More work is needed to reduce reliance on credit rating agencies, according to the chairman of Esma.

Steven Maijoor was speaking as the European regulatory body published a report on the regulation of CRAs across the EU.

Esma has asked the European Commission for more supervisory powers regarding the appointment of independent non-executive directors by CRAs, and if fines could better reflect a CRA’s turnover.

Mr Maijoor said: “The financial crisis made it clear that reforming the CRA industry was imperative in order to have safer financial markets, and I am pleased to report that the resulting legislation and our role as direct supervisor of CRAs are having a positive impact.

“While it is encouraging to see that changes are taking place, we are realistic and know there is still work to be done, which is why we have made recommendations relating to further supervisory powers regarding the appointment of independent non-executive directors and enhanced enforcement powers.”

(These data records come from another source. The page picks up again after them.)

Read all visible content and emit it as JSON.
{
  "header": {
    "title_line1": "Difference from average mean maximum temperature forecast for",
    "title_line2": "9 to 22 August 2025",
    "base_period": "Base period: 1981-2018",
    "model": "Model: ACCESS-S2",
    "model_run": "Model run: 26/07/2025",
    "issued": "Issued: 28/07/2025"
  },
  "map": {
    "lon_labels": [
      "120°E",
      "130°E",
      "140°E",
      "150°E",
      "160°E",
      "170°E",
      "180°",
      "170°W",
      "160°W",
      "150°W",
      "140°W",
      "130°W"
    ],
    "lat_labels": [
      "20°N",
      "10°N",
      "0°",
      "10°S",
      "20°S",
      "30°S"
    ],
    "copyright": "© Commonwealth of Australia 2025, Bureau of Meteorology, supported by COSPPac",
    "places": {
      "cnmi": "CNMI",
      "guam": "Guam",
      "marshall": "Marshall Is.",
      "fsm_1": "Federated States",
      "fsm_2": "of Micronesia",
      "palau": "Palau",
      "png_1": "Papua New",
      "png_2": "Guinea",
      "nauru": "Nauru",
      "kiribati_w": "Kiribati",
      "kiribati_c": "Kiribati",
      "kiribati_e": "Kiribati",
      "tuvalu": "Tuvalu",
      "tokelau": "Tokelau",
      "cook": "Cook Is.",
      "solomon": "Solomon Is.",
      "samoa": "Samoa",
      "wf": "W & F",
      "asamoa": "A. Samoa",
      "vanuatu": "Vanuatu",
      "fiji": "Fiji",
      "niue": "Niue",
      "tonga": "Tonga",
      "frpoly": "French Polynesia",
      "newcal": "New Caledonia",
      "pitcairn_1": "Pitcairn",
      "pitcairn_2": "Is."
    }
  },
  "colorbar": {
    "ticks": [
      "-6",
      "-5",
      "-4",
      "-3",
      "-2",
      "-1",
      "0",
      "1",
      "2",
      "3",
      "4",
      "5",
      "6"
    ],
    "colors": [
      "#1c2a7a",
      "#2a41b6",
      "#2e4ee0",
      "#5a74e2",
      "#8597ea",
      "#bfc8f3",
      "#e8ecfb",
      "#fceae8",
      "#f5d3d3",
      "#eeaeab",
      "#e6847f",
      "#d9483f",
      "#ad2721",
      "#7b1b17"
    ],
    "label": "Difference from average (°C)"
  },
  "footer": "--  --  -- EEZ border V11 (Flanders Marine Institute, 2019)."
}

He added that future action should focus on mitigating mechanistic reliance on credit ratings rather than removing them from legislation entirely since this may not be practical.

Background

The three big credit rating agencys – Standard & Poor’s, Moody’s and Fitch – were criticised for failing to warn investors of the dangers of investing in the mortgage-backed securities which led to the financial crisis.

After the crisis, most of the securities which had previously been given triple-A ratings had been downgraded to junk.